Doğal -Yapay Afetler ve Mülkiyetçi Elitlerin Çaresizliği-1 / Orhan Karakuş

Toplumsal akışta bize gösterilen olgusallara nefsi kültürel ile kuşatılmış aklın bakışı ötesinde bir yaklaşımla gelişim dinamiklerini irdelemeye ihtiyacımız var. 

17 Ağustos deprem kayıpları anısına saygıyla;

Nefsi kültürel Form: Uyuşukçul vurdum duymaz insanlık  …

Dünyada gün be gün yaşanan olağan üstü olay ve gelişmeler artık saat saat yaşanmaya başlandı. Pandemide şok dalgaları, iklim değişikliği ve doğal afetler, ekonomik -sosyal krizler, Afganistan’daki emperyal dalaşma, göçmen ve sığınmacıların ülke sınırlarını zorladığı kaotik ortamlardayız. Nefsi mülkiyetçi dünya düzenek çarklarının çatırdağı, devlet ve hükümet yönetimlerinin “saldım çayıra Mevla kayıra“ çaresizliğini dışa vurduğu bu elim günleri iliklerimize kadar canlı yaşıyoruz. Dünyanın zirvesi Afganistan’da bir garip çağdışı burgaçla (Talibanla) dalaşma yapan emperyal güçlerden Çin-Rusya’nın Kabil hamlesi ABD’yi ve Batı’yı sarstı. Nefsi mülkiyetçi sistem emperyalist devletlerin Afganistan’da ürettikleri bataklık havuzunda /hava alanında insanların ızdırabı, kadınların çığlıkları ve seslerinin boğulması yüreklerimizi yakıyor. ABD’yi sarsan bu Çin-Rusya hamlesinin fırsatçı, sömürgen/emperyal hedeflerini gözden ırak tutmamak gerekiyor. Binlerce yıl süren nefsi mülkiyetçi düzeneğin özünde nefsi kültürel potensia menşeli bu milenyum yüzyılı; afetler, salgınlar, ekonomik krizlere bağlı çatışmalı sosyo-psiko harplerle sürüyor. Toplumsal akışta bize gösterilen olgusallara nefsi kültürel ile kuşatılmış aklın bakışı ötesinde bir yaklaşımla gelişim dinamiklerini irdelemeye ihtiyacımız var. Hakikati yakın kavramaya dair:

  1. Önyargılar ve ideolojik bakıştan arınmak,
  2.  Nefsi kültür tarafından “kuşatılmış aklı aşan” vargılara ulaşmak,
  3. Gösterilen ve çarpıtılarak sunulan “sanal, yazılı ve görsel medyanın” dezenformasyonlar dizinindeki yalanları ortaya koymak,

 gerekiyor.

Yeryüzündeki hemen her alanda doğal gidişatın tahrip edildiği, toplumsalda nefsi emarelerine gark olan büyük çoğunluğun eğilimlerinin güdüldüğü ilmi siyaset elitlerinin yönetimlerinde hep beraber debelenip duruyoruz. Hırs ve tamahın tavan yaptığı ve geri dönülmezlik kritik eşiğinin geçildiği bu sosyo-psikolojik evrede uyuşukçul vurdum duymaz insanlık UYKU’da, İKTİDAR’lar çareSİZ, alternatif yol güzergahı üretemeyen MUHALEFET’ler  EL-KABIZ vaziyettedir.

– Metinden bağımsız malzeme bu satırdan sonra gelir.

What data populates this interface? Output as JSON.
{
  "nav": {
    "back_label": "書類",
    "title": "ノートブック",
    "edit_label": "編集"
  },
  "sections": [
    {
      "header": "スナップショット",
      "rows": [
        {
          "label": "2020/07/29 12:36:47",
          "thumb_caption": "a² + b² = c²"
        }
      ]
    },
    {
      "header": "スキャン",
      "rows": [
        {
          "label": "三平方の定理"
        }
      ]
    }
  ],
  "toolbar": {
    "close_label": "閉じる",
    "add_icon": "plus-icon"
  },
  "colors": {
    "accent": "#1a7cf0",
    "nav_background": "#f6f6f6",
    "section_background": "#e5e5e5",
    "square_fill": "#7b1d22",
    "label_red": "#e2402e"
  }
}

 Sulh yapıcı bir yaklaşım ve bambaşka mücadele tarzı…

Bugünkü dünya düzeni; kalplerin taş kesilip karardığı, beynin tüm melaikelerinin tamaha yöneldiği, açgözlülüğün ve ihtirasın hırslarla zirve yaptığı nefsi mülkiyetçi kültürelin hamurundan yoğrulmuştur. Kahır ekseriyetin yönelimi olan, her yanımızı kuşatan ve bizi içine çeken nefsi kültürel formun ircası olan yaşam tarzının özü ; “kul hakkına riayeti terk edip zevk ve saltanatı” göğe çıkarmaktadır. A’dan Z’ye politik meşverette kıssa olarak sunduğumuz anlatıyı şöyle özetlemiştik:“Gönül deminde akletmeyi, içe doluşu ve vicdanı istikameti terk eden insanoğlu:  “Pazardan kendi aklını aldıktan sonra nefsi emarelerine yenik hâlde kıvrım kıvrım akılla buram buram tüten bir medeniyet inşa etmiş…” (Bknz: http://gelenekvegelecek.com)

 Sulh yapıcı yaklaşımla üretilen yeni yaşam tarzının ve gündelik uğraşının özü: “doğal gidişatta kul hakkına riayetti hakkaniyet ve yerindelikle uygulamak” olmalıdır. Bu kültürel değişimi ve damıtımı sağlamak için 2010- 2020 gençlik dinamiğinden üreyen kendinde kolektif iradenin oluşumuna ve yol açıcı fikri önderliğine katkı yapmaya umudu çoğaltarak devam etmeliyiz.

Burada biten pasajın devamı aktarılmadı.